Court Opinion

ID: 9758066
Source: CourtListenerOpinion
Date Created: 2023-08-28 23:09:49.743094+00
Date Added: 2024-06-11T09:59:03.335472
License: Public Domain

ZAPPALA, Justice,
dissenting.
The majority finds that the equitable doctrine of unclean hands compels its reversal of the Superior Court’s affirmance of the lower court’s order admitting the September 27, 1979 writing as the decedent’s will. The majority concedes that the lower courts did not commit reversible error in *553determining that undue influence had not been established by the contestant to the will, but interjects its equity analysis to justify its conclusion. The foundation for its holding is that the Appellee’s conduct interfered with the court’s "... determination based on untainted disinterested evidence, as to whether this testator freely willed his worldly goods to Appellee and Appellee’s brother.” [Majority op. at 535]. The conduct of the Appellee to which the majority refers is:
“Appellee’s failure to secure any witness to what transpired between him and the testator, despite the second opportunity created when he came back two days later to effect a beneficiary change in his own favor, effectively insulated the will he prepared to his own benefit from any acceptable inquiry into the very issue before the court, undue influence.” [Majority op. at 535].
The majority opinion unduly emphasizes the Appellee’s failure to have the decedent re-execute the will in the presence of disinterested subscribing witnesses. The error in this reasoning is that it disregards the function of a subscribing witness to testify to the authenticity of the testator’s signature.1 The presence of subscribing witnesses would not eliminate the need for a court’s determination of undue influence, nor would it resolve the issue. Even if witnesses had been secured, inquiry into the presence of undue influence would not have been foreclosed.
Typically, the witnesses are unaware of the contents of the document. Subscribing witnesses would rarely be privy to discussions between an attorney and client related to the dispositive provisions of a will. Nor would witnesses necessarily be aware of whatever pressures may have been brought to bear on a testator’s scheme.
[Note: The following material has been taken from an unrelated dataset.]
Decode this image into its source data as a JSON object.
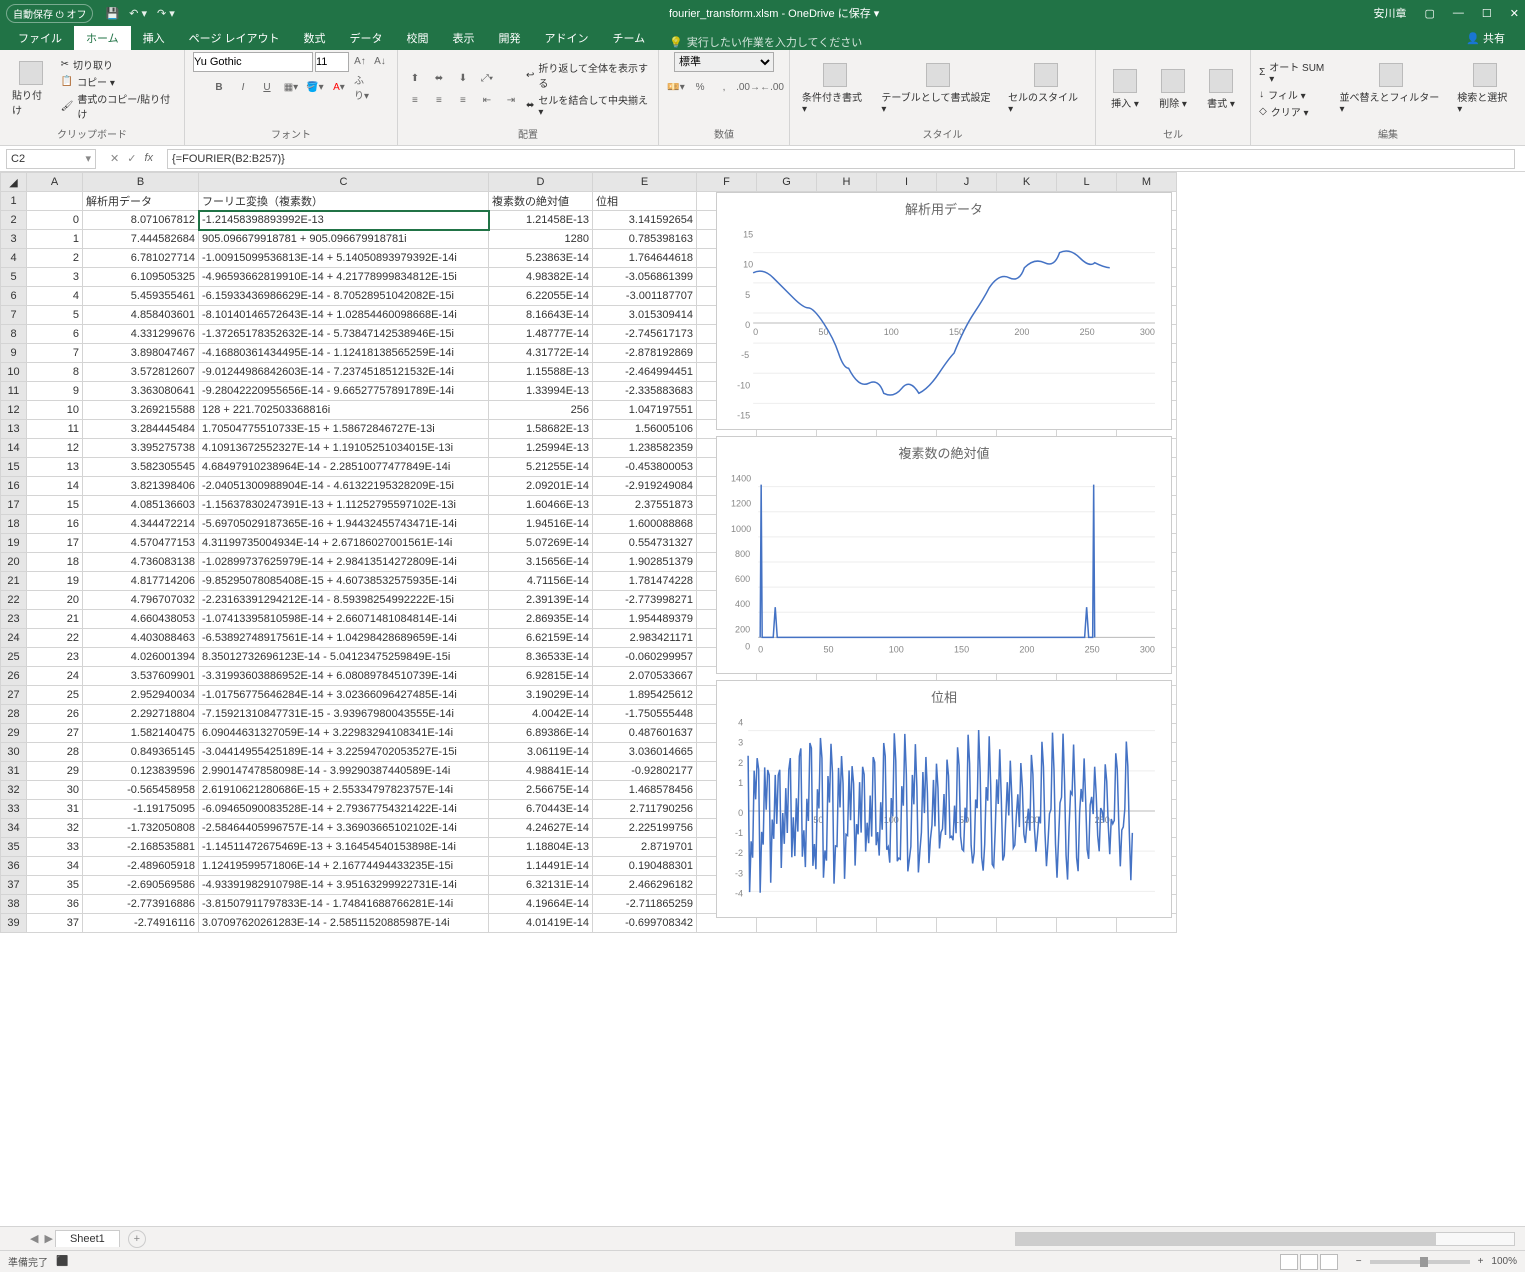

This is the common experience whether or not the beneficiary is the attorney.
*554Since procuring witnesses would not have prevented the contestant to the will from challenging the validity of its provisions by claiming undue influence, his failure to do so may not reasonably be interpreted as conduct barring the attorney from receiving property which has been devised to him. The majority ignores the very nature of the attorney-client relationship. The practical, but unintended, effect of the majority’s opinion is that the Appellant is permitted to accomplish through a circuitous route what the Court expressly disdains — enforcing the Code of Professional Responsibility by affecting the substantive rights of an attorney-beneficiary during litigation of the contestant’s claim.
It is inconceivable to me that a contestant should be permitted to successfully raise a claim of undue influence without having to establish the claim at trial. And, yet, that is the outcome of the holding in the majority’s opinion. The majority accepts the hearing court’s finding, supported by the record, that the will was not procured by the exercise of undue influence, but permits the contestant to prevail. If, as the majority finds, the Appellee’s conduct inhibited inquiry into the issue of undue influence, so too has the majority prevented such inquiry by creating a rule which would prevent a hearing court from making an independent finding based on evidence presented. The majority recognizes that the Appellee had the burden of going forward with evidence to demonstrate that there was no undue influence. The effect of the majority’s reasoning, however, is that the attorney-beneficiary is put out of court because of “unclean hands” without the opportunity to meet his burden.
I agree with the majority that the Code of Professional Responsibility does not have the force of substantive law. Until such time as the substantive law relating to an attorney-beneficiary has been altered by statute or rule, it should not be legislated by this Court in individual cases under the guise of equity.
McDERMOTT, J., joins in this dissenting opinion.

. The decedent’s death occurred prior to the effective date of 20 Pa.C.S. § 3132.1 [relating to self-proved wills]; however, my analysis would not be affected by this provision as a witness’ affidavit made pursuant thereto will be accepted by the register as proof of the facts stated “[u]nless there is a contest with respect to the validity of the will.”